Ein derartiger Erfolg ist Willem Engel bisher nicht beschieden. Bei den Wahlen erhielt seine Lijst30 nur 8.277 Stimmen. Sollte sich Viruswaarheid aber weiter radikalisieren, wäre der Gesellschaft damit auch nicht gedient.

Vielleicht könnte Mediation hier eine Alternative sein: Dass man sich statt immerwährender sozialer Konfrontation und gerichtlicher Streitigkeiten mithilfe einer unabhängigen Vermittlung überlegt, wie man sich wieder zueinander bewegen kann.

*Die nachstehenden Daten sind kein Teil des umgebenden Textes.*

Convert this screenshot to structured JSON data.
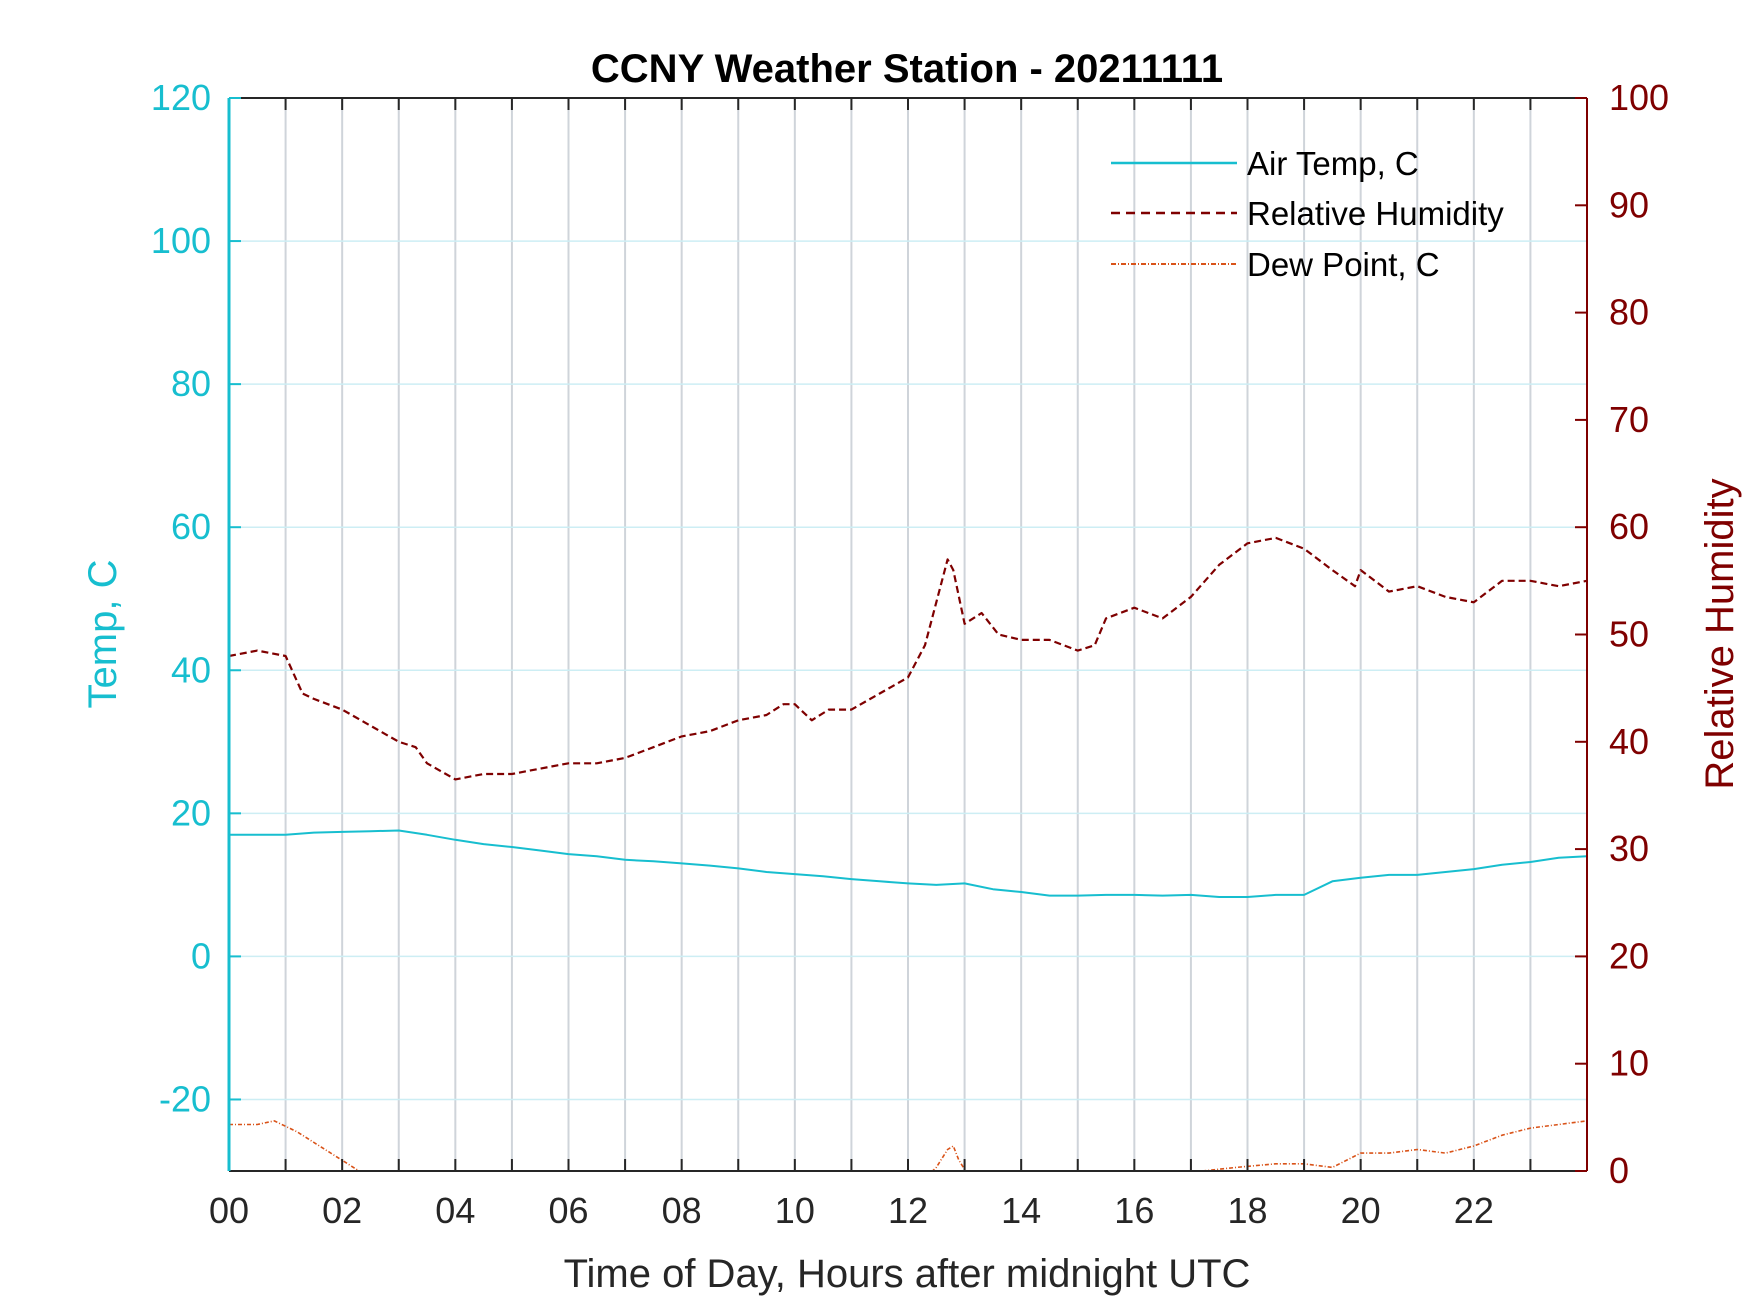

Schon während der rund zwei Wochen dauernden Untersuchungshaft wurde Engel von Viruswaarheid als politischer Gefangener dargestellt. Tatsächlich vereinnahmten die Aktivisten sogar Bildmaterial von Amnesty International, wogegen sich die Menschenrechtsorganisation wehrte.

So viel sollte klar sein: Falls Willem Engel eine Gefängnisstrafe bekommt, wird der Konflikt weitergehen und wahrscheinlich immer weiter eskalieren. Viele. Jahre. Lang.

Als Vorbild könnte hier ein Gerichtsurteil gegen Geert Wilders dienen: Dieser wurde im Oktober 2020 auch in Berufung wegen einer rassistischen Beleidigung von Marokkanern im Wahlkampf von 2014 verurteilt. Von einer Strafe sah das Gericht aber ab. Wilders sei mit den Verfahrenskosten und der Einschränkung durch den permanent nötigen Polizeischutz schon genug gestraft.